Saint-Louis: Combining a drug for rheumatoid arthritis with one that targets the chikungunya virus can eliminate the signs of chikungunya arthritis in mice in the disease’s earliest stage, according to researchers at Washington University School of Medicine in St. Louis. The findings could lead to a drug therapy for the painful, debilitating condition for which there currently is no treatment.
“We found that combining these two drugs could abolish the signs of arthritis in mice during the acute phase,” said Deborah Lenschow, MD, PhD,
an associate professor of medicine and the study’s co-senior author,
referring to the phase in the first weeks after infection.
The study is published Feb. 1 in Science Translational Medicine.
Until about a decade ago, chikungunya virus, which is transmitted by
mosquitoes, mainly was restricted to East Africa and South Asia. But in
recent years the virus has spread around the world. The first case
originating in the Western Hemisphere was reported in late 2013, and by
the end of 2015, the virus had infected an estimated 1.8 million people
in the Americas.
Chikungunya infection causes fever and severe joint pain, as well as
rash, muscle pain and fatigue. The majority of patients continue to
experience joint pain six months after infection, and for some, the
arthritis continues for years.
“We were seeing people at our rheumatology clinic whose signs and
symptoms really mimicked rheumatoid arthritis but who had been infected
with chikungunya,” Lenschow said. “This raised the question in our
minds, ‘Would therapeutics we use to treat rheumatoid arthritis be of
any benefit to patients with chikungunya arthritis?’”

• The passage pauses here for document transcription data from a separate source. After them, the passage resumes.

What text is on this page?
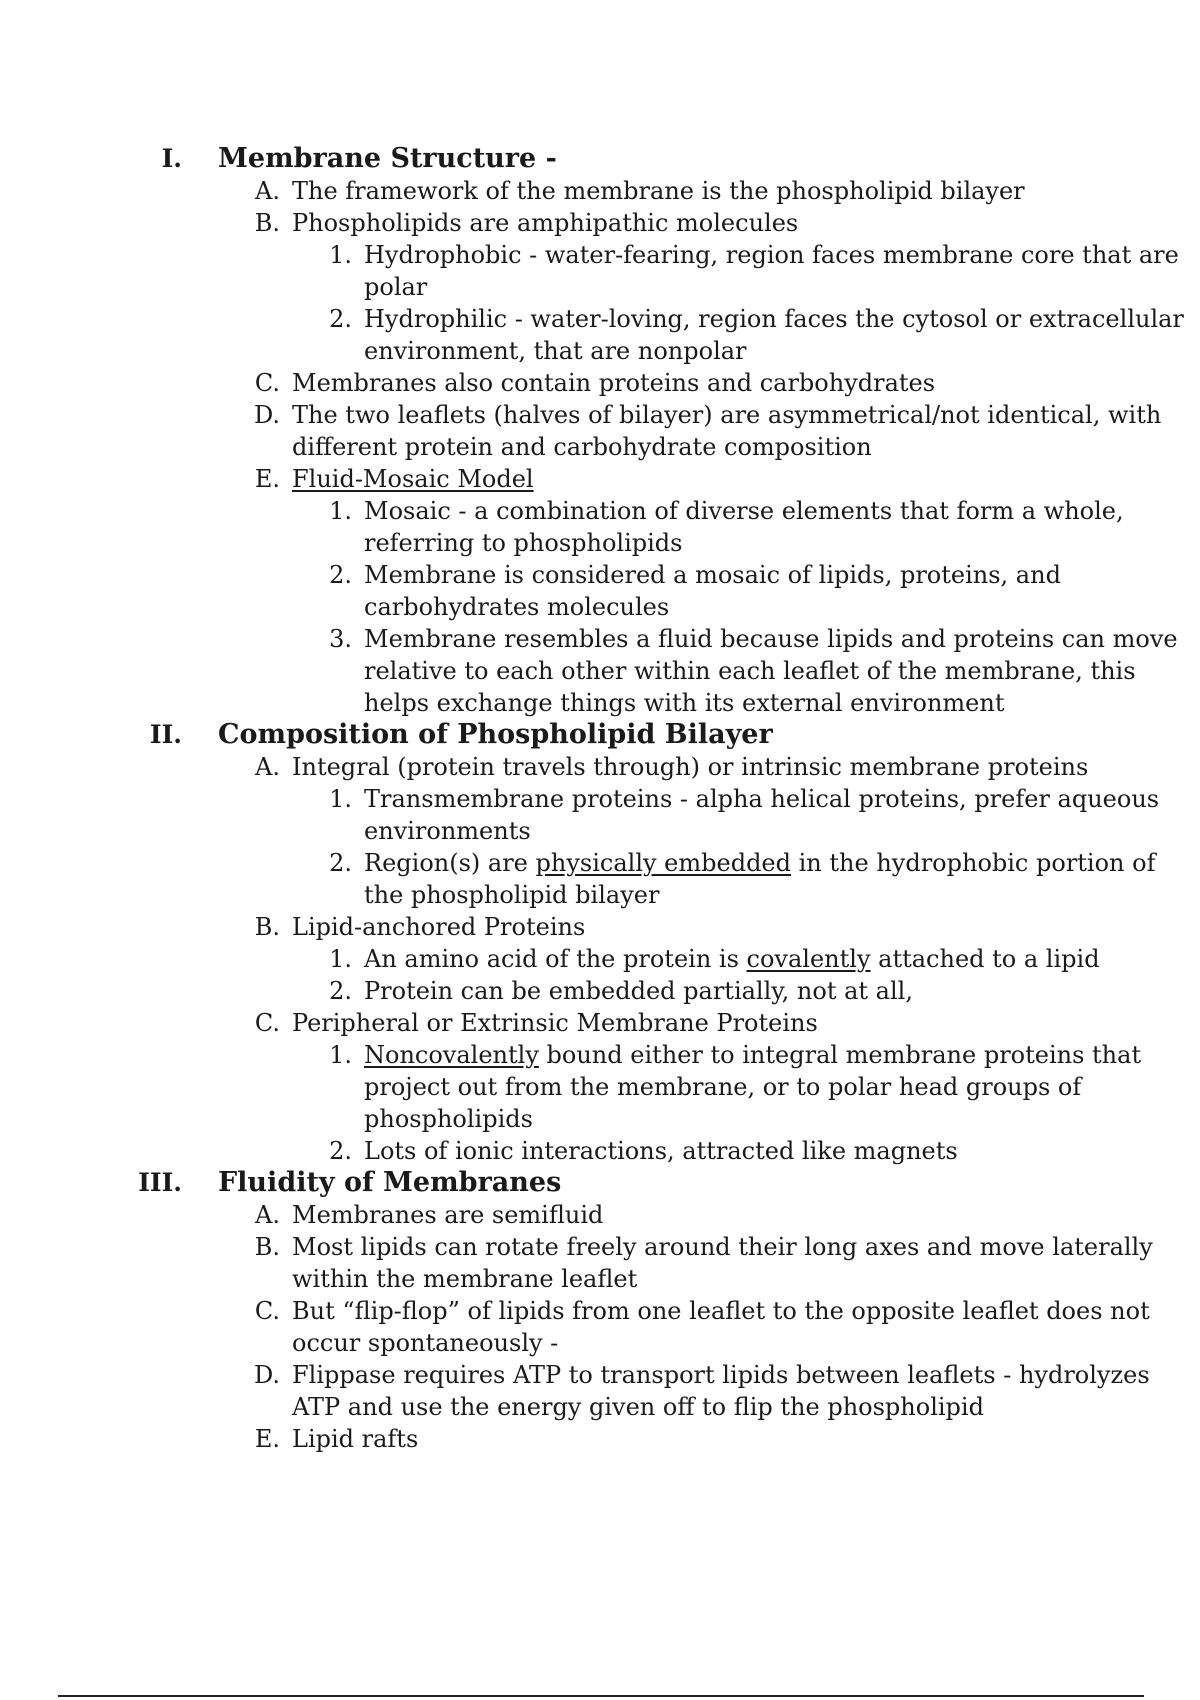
I. Membrane Structure -
A. The framework of the membrane is the phospholipid bilayer
B. Phospholipids are amphipathic molecules
1. Hydrophobic - water-fearing, region faces membrane core that are
polar
2. Hydrophilic - water-loving, region faces the cytosol or extracellular
environment, that are nonpolar
C. Membranes also contain proteins and carbohydrates
D. The two leaflets (halves of bilayer) are asymmetrical/not identical, with
different protein and carbohydrate composition
E. Fluid-Mosaic Model
1. Mosaic - a combination of diverse elements that form a whole,
referring to phospholipids
2. Membrane is considered a mosaic of lipids, proteins, and
carbohydrates molecules
3. Membrane resembles a fluid because lipids and proteins can move
relative to each other within each leaflet of the membrane, this
helps exchange things with its external environment
II. Composition of Phospholipid Bilayer
A. Integral (protein travels through) or intrinsic membrane proteins
1. Transmembrane proteins - alpha helical proteins, prefer aqueous
environments
2. Region(s) are physically embedded in the hydrophobic portion of
the phospholipid bilayer
B. Lipid-anchored Proteins
1. An amino acid of the protein is covalently attached to a lipid
2. Protein can be embedded partially, not at all,
C. Peripheral or Extrinsic Membrane Proteins
1. Noncovalently bound either to integral membrane proteins that
project out from the membrane, or to polar head groups of
phospholipids
2. Lots of ionic interactions, attracted like magnets
III. Fluidity of Membranes
A. Membranes are semifluid
B. Most lipids can rotate freely around their long axes and move laterally
within the membrane leaflet
C. But “flip-flop” of lipids from one leaflet to the opposite leaflet does not
occur spontaneously -
D. Flippase requires ATP to transport lipids between leaflets - hydrolyzes
ATP and use the energy given off to flip the phospholipid
E. Lipid rafts
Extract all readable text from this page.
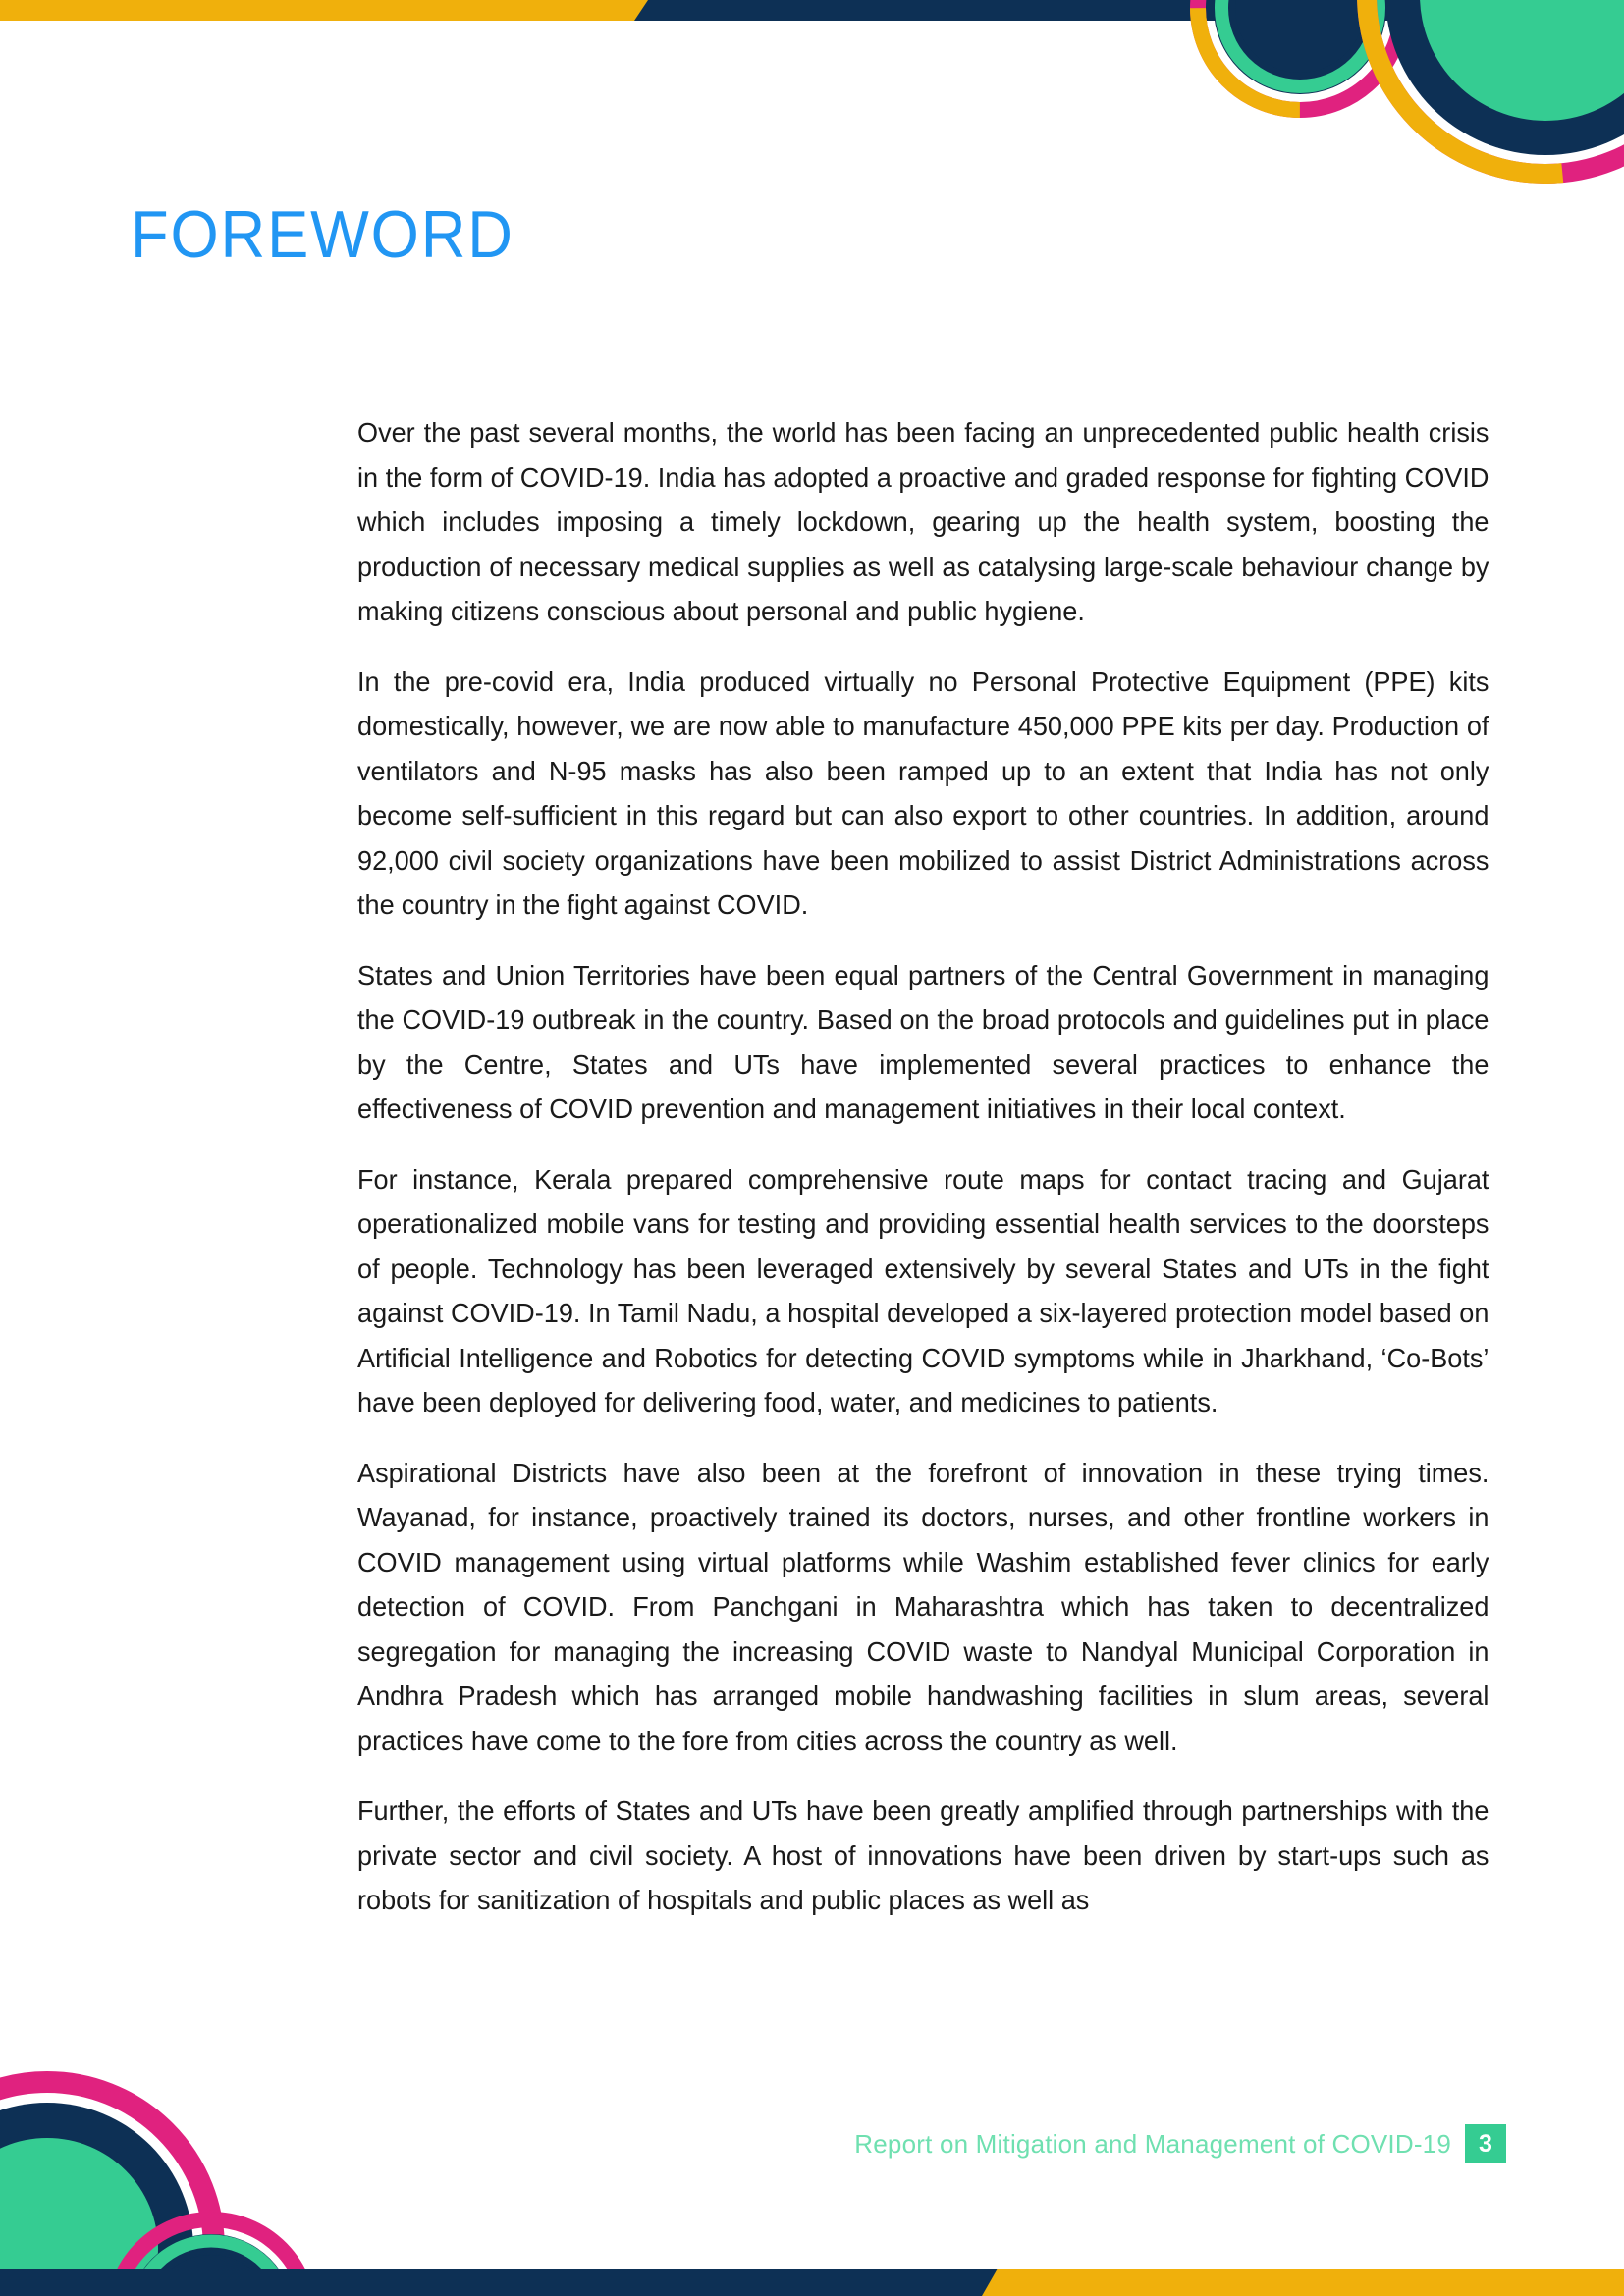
FOREWORD

Over the past several months, the world has been facing an unprecedented public health crisis in the form of COVID-19. India has adopted a proactive and graded response for fighting COVID which includes imposing a timely lockdown, gearing up the health system, boosting the production of necessary medical supplies as well as catalysing large-scale behaviour change by making citizens conscious about personal and public hygiene.

In the pre-covid era, India produced virtually no Personal Protective Equipment (PPE) kits domestically, however, we are now able to manufacture 450,000 PPE kits per day. Production of ventilators and N-95 masks has also been ramped up to an extent that India has not only become self-sufficient in this regard but can also export to other countries. In addition, around 92,000 civil society organizations have been mobilized to assist District Administrations across the country in the fight against COVID.

States and Union Territories have been equal partners of the Central Government in managing the COVID-19 outbreak in the country. Based on the broad protocols and guidelines put in place by the Centre, States and UTs have implemented several practices to enhance the effectiveness of COVID prevention and management initiatives in their local context.

For instance, Kerala prepared comprehensive route maps for contact tracing and Gujarat operationalized mobile vans for testing and providing essential health services to the doorsteps of people. Technology has been leveraged extensively by several States and UTs in the fight against COVID-19. In Tamil Nadu, a hospital developed a six-layered protection model based on Artificial Intelligence and Robotics for detecting COVID symptoms while in Jharkhand, ‘Co-Bots’ have been deployed for delivering food, water, and medicines to patients.

Aspirational Districts have also been at the forefront of innovation in these trying times. Wayanad, for instance, proactively trained its doctors, nurses, and other frontline workers in COVID management using virtual platforms while Washim established fever clinics for early detection of COVID. From Panchgani in Maharashtra which has taken to decentralized segregation for managing the increasing COVID waste to Nandyal Municipal Corporation in Andhra Pradesh which has arranged mobile handwashing facilities in slum areas, several practices have come to the fore from cities across the country as well.

Further, the efforts of States and UTs have been greatly amplified through partnerships with the private sector and civil society. A host of innovations have been driven by start-ups such as robots for sanitization of hospitals and public places as well as

Report on Mitigation and Management of COVID-19	3
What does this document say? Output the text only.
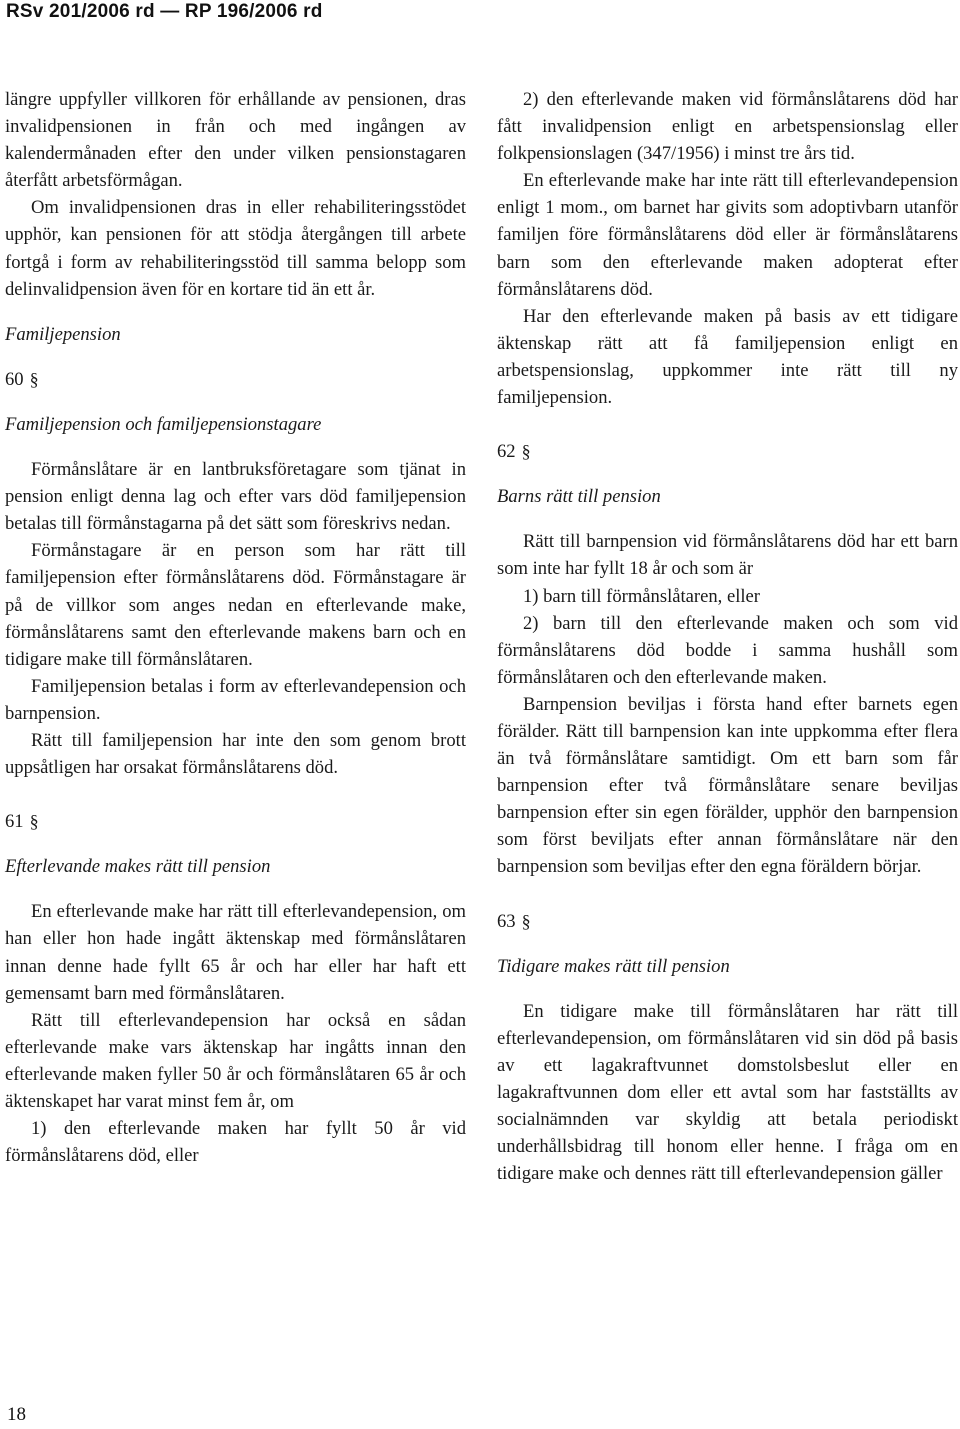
RSv 201/2006 rd — RP 196/2006 rd

längre uppfyller villkoren för erhållande av pensionen, dras invalidpensionen in från och med ingången av kalendermånaden efter den under vilken pensionstagaren återfått arbetsförmågan.

Om invalidpensionen dras in eller rehabiliteringsstödet upphör, kan pensionen för att stödja återgången till arbete fortgå i form av rehabiliteringsstöd till samma belopp som delinvalidpension även för en kortare tid än ett år.

Familjepension

60 §

Familjepension och familjepensionstagare

Förmånslåtare är en lantbruksföretagare som tjänat in pension enligt denna lag och efter vars död familjepension betalas till förmånstagarna på det sätt som föreskrivs nedan.

Förmånstagare är en person som har rätt till familjepension efter förmånslåtarens död. Förmånstagare är på de villkor som anges nedan en efterlevande make, förmånslåtarens samt den efterlevande makens barn och en tidigare make till förmånslåtaren.

Familjepension betalas i form av efterlevandepension och barnpension.

Rätt till familjepension har inte den som genom brott uppsåtligen har orsakat förmånslåtarens död.

61 §

Efterlevande makes rätt till pension

En efterlevande make har rätt till efterlevandepension, om han eller hon hade ingått äktenskap med förmånslåtaren innan denne hade fyllt 65 år och har eller har haft ett gemensamt barn med förmånslåtaren.

Rätt till efterlevandepension har också en sådan efterlevande make vars äktenskap har ingåtts innan den efterlevande maken fyller 50 år och förmånslåtaren 65 år och äktenskapet har varat minst fem år, om

1) den efterlevande maken har fyllt 50 år vid förmånslåtarens död, eller

2) den efterlevande maken vid förmånslåtarens död har fått invalidpension enligt en arbetspensionslag eller folkpensionslagen (347/1956) i minst tre års tid.

En efterlevande make har inte rätt till efterlevandepension enligt 1 mom., om barnet har givits som adoptivbarn utanför familjen före förmånslåtarens död eller är förmånslåtarens barn som den efterlevande maken adopterat efter förmånslåtarens död.

Har den efterlevande maken på basis av ett tidigare äktenskap rätt att få familjepension enligt en arbetspensionslag, uppkommer inte rätt till ny familjepension.

62 §

Barns rätt till pension

Rätt till barnpension vid förmånslåtarens död har ett barn som inte har fyllt 18 år och som är

1) barn till förmånslåtaren, eller

2) barn till den efterlevande maken och som vid förmånslåtarens död bodde i samma hushåll som förmånslåtaren och den efterlevande maken.

Barnpension beviljas i första hand efter barnets egen förälder. Rätt till barnpension kan inte uppkomma efter flera än två förmånslåtare samtidigt. Om ett barn som får barnpension efter två förmånslåtare senare beviljas barnpension efter sin egen förälder, upphör den barnpension som först beviljats efter annan förmånslåtare när den barnpension som beviljas efter den egna föräldern börjar.

63 §

Tidigare makes rätt till pension

En tidigare make till förmånslåtaren har rätt till efterlevandepension, om förmånslåtaren vid sin död på basis av ett lagakraftvunnet domstolsbeslut eller en lagakraftvunnen dom eller ett avtal som har fastställts av socialnämnden var skyldig att betala periodiskt underhållsbidrag till honom eller henne. I fråga om en tidigare make och dennes rätt till efterlevandepension gäller

18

To find out, Lenschow, co-senior author Michael Diamond, MD, PhD,
and colleagues tested a panel of six rheumatoid arthritis drugs – all
approved by the Food and Drug Administration for use in patients – on
mice infected with chikungunya virus.
All six drugs work by suppressing the activity of the immune system.
Although different in many ways, rheumatoid arthritis and chikungunya
arthritis both involve out-of-control immune activity in the joints.
The researchers injected seven groups of mice with the virus and
three days later administered one of the six arthritis drugs or a
placebo to each group of mice. A week after infection – when the mice’s
arthritis signs were at their peak – the researchers measured the amount
of swelling around the joints as well as the numbers of immune cells
and molecules in the affected areas.
Two of the drugs – abatacept and tofacitinib – significantly reduced
the swelling and the levels of immune cells and molecules. Importantly,
the levels of live virus did not increase in the animals given the
immunosuppressive arthritis drugs.
“There was a significant concern that administering any
immunosuppressive drug would allow the virus to escape from immune
control, leading to worse outcomes in the long term,” said Diamond, the
Herbert S. Gasser Professor of Medicine. “We’ve seen that with other
viruses, but in this case, none of the drugs seemed to exacerbate viral
replication. This raises the possibility that these drugs can be safely
investigated in humans.”
The treatment was only partially successful at resolving the
arthritis, however, which led the researchers to test whether adding a
human antibody against chikungunya virus could improve the
As before, the researchers infected mice with the virus and three
days later dosed them with the arthritis drug abatacept, the antiviral
drug or both. Each drug individually reduced joint swelling a week after
infection. But when abatacept and the antiviral drug were used
together, the joint swelling and the infectious virus in the animals’
joints were eliminated.
“We saw real improvement in the acute phase, but unfortunately, the
drug interventions we tried failed to correct the chronic phase,”
In humans, the chronic phase of chikungunya arthritis starts three
weeks after initial infection and lasts as long as the patient continues
to experience joint pain, which can be three or four years. During the
chronic phase, infectious virus is no longer detectable in the joints,
but viral genetic material persists and may be sufficient to trigger an
ongoing immune response, causing the tissue damage that patients
perceive as arthritis.
The researchers found a similar pattern in the mice treated with the
drug combination: By four weeks after infection, live virus was no
longer present in the animals’ joints, but viral genetic material
remained, suggesting that the drugs had not eliminated the chronic phase
of the disease.
It is possible that a treatment that reduces arthritis symptoms in
the first weeks after infection could lower the chance that the disease
becomes chronic, but no data has yet been published for or against the
possibility. Still, any effective treatment, even if short-lived, would
be a boon for chikungunya patients, who currently have no proven
treatment options. Lenschow has discussed beginning a human study with
colleagues in Brazil, but plans are not yet finalized.
“In those first weeks, people are really very sick with a high fever
and a lot of pain, so if further studies show that this combination
treatment is effective in humans, that will have real benefits for
patients,” Diamond said. “As for the chronic phase, we’re going to
continue looking for other treatment strategies.”